Influential Indigenous filmmaker remembered and celebrated at festival gala

By Lorraine Graves

Published 2:22 PDT, Fri June 7, 2019

Last Updated: 3:38 PDT, Tue July 2, 2019

The Eighteenth annual DOXA film festival may have wrapped in mid-May with a gala awards ceremony and a screening of “Merata: How Mum Decolonized the Screen” but the effects of her determination and pioneering work continue to reverberate around the world. To see the trailer, click.

The Eighteenth annual DOXA film festival may have wrapped in mid-May with a gala awards ceremony and a screening of “Merata: How Mum Decolonized the Screen” but the effects of her determination and pioneering work continue to reverberate around the world. To see the trailer, click.

DOXA, dedicated to documentaries that help us better understand the complexity of our world and times, this 11-day event is a curated and juried festival of public screenings, panel discussions, public forums and educational programs.

“Merata: How Mum Decolonized the Screen,” taught me about a strong woman and a great force in film-making whom I’d not known before. Merata Mita influenced political policy in her home country of New Zealand, encouraged and taught Indigenous film-makers around the world and also worked in Hollywood as an advisor and even a second unit director on the Magnificent 7 series.

It is a film worth seeing. It shows the power of documentaries to change public perception and to change policy, to shine a light on violence born of bigotry, and most of all, the power to make the world a fairer, better place through unveiling what has been hidden, be it beauty or brutality.

It is the product of a son’s love, a son who is a film archivist who pieced together the films his mother made and thus pieced together her life and her life’s work.

Mita, the first Māori woman, and one of the first Indigenous women in the world, to write and direct a narrative feature film said, “One of my primary goals is to decolonize the screen and to Indigenize the screen.”

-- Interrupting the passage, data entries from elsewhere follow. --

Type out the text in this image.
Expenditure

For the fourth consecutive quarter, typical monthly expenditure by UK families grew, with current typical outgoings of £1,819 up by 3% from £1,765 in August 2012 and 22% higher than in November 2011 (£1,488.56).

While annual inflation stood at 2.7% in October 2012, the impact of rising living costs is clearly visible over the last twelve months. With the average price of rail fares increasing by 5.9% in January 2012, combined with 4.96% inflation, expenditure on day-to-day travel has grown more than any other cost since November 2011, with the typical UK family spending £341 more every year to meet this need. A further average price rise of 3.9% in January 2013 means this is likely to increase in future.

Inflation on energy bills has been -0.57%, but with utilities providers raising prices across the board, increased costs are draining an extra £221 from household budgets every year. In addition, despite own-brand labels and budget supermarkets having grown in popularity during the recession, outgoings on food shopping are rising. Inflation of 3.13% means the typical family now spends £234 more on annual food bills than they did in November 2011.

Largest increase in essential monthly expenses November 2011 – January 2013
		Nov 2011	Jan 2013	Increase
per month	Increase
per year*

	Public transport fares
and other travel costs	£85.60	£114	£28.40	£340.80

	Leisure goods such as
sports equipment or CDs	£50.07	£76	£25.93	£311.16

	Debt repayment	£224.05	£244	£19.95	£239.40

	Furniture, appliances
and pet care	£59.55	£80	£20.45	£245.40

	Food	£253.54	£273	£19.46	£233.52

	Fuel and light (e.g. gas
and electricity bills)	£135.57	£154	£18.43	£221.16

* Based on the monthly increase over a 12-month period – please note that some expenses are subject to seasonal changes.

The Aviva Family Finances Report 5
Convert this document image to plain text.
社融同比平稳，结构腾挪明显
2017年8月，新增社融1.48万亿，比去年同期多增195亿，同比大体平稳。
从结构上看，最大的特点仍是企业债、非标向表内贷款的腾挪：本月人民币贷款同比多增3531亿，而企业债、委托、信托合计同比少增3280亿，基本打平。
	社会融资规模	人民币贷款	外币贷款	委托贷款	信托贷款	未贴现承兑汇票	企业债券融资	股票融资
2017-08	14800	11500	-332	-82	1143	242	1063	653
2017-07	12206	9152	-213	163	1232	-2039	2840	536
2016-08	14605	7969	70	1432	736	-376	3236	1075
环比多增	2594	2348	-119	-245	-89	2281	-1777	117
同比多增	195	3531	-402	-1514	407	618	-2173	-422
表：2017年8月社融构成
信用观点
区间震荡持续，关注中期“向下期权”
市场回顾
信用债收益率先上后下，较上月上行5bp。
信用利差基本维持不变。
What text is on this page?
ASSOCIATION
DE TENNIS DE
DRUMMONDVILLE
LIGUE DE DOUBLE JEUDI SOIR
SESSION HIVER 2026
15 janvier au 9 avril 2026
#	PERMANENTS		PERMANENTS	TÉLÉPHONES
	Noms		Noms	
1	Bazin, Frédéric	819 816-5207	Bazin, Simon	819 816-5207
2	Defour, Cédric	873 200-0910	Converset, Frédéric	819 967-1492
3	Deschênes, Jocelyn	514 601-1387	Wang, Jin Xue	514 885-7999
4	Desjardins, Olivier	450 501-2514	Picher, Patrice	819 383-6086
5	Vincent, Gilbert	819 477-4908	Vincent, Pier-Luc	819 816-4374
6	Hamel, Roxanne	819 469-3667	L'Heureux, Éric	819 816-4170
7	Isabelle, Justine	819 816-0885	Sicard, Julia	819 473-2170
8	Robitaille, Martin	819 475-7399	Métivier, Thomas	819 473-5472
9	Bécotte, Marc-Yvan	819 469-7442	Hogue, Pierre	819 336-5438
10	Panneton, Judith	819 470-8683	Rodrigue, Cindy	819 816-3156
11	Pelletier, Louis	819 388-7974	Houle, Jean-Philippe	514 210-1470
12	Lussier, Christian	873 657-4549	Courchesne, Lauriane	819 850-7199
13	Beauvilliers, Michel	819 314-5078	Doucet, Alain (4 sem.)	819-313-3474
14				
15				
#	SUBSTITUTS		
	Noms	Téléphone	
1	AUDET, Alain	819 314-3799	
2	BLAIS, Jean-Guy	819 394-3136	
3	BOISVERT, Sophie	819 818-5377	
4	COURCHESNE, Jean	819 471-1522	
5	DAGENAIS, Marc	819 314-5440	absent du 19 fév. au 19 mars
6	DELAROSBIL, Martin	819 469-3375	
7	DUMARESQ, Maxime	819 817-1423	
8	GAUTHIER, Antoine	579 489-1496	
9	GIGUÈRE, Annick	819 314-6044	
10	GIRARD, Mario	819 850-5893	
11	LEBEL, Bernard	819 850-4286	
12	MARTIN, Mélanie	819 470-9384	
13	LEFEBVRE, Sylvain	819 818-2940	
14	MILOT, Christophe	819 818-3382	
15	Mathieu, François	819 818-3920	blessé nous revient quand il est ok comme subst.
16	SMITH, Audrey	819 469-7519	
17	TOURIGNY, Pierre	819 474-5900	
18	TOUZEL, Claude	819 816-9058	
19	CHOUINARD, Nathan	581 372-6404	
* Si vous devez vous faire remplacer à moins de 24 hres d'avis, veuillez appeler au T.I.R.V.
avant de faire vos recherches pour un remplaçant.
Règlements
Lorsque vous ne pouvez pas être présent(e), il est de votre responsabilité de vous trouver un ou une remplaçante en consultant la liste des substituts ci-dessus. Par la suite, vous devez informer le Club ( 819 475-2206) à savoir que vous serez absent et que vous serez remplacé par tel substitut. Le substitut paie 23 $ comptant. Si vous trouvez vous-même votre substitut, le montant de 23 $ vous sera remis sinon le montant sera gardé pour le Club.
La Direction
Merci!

The official statement from the DOXA committee says, “We’re excited to conclude our festival with a warm-hearted portrait of a visionary artist, activist, and mother. Mita’s legacy is an inspiring reminder that film, on and behind the screen, is a critical tool for social and political change.”

Documentary film making is fueled by passion, not usually vast amounts of money. For that reason, the DOXA festival is working to raise $5,000 for a fund to bring the featured film makers to DOXa where they can teach and learn either formally in sessions or informally, as is often the case at film festivals. It is a festival’s cross pollination of wisdom, drive and techniques that can be the spark to start or the last step to finish as production.

The awards announced at the closing gala were as follows:

The Nigel Moore Award for Youth Programming was presented to Call Me Intern, directed by Nathalie Berger and Leo David Hyde. Jury members Anna Hetherington, Steven Hawkins, Jacob Saltzberg, Maya Biderman and Teagan Dobson stated of the film: "Call Me Intern's raw, unfettered depiction of the struggle to break into industry is both poignant and devastatingly familiar for millennials like us today."

Victory Arroyo's Time is Out of Joint captured the DOXA Short Documentary Award. Jury members Aaron Zeghers, Joella Cabalu and Ananya Ohri awarded the film for its "unconventional style and approach that pushes the tradition of documentary storytelling into new territory." The jury also awarded an Honourable Mention to Haven directed by Colin Askey "for its sensitive and humanizing approach on a life-changing resource in the midst of an urgent crisis."

The Colin Low Award for Canadian Documentary was given to Tasha Hubbard's nîpawistamâsowin: We Will Stand Up. Jury members Leon Lee, Peg Campbell and John Bolton described the film: "Focusing on the Boushie family's fight for justice in a rigged legal system, past treaty betrayals, and the legacy of residential schools – the film demonstrates the resilience and strength needed to make a safe future for Indigenous children." "For its ambition, its stark aesthetic, and its compassionate yet unflinching approach to its subject matter of humanity crushed by capitalism, corrupt government and organized crime", the jury also awarded an Honourable Mention to Julien Elie's Dark Suns.

The DOXA Feature Documentary Award was presented to Ian Soroka's Greetings From Free Forests. Jurors Gregory Coyes, Sean Farnel and Michèle Smolkin said of the film: "The measured, cinematic beauty of these mountain forests, and their vast, underlying limestone caves, revealed a receptacle for both personal memories, and dramatic human history." Honourable Mention was also given to Hassan Fazili and Emelie Mahdavian's Midnight Traveler for its "courageous and genuine storytelling". The jurors were impressed by "the filmmaker's attempt to escape persecution from his own country and to find a safe haven for his family."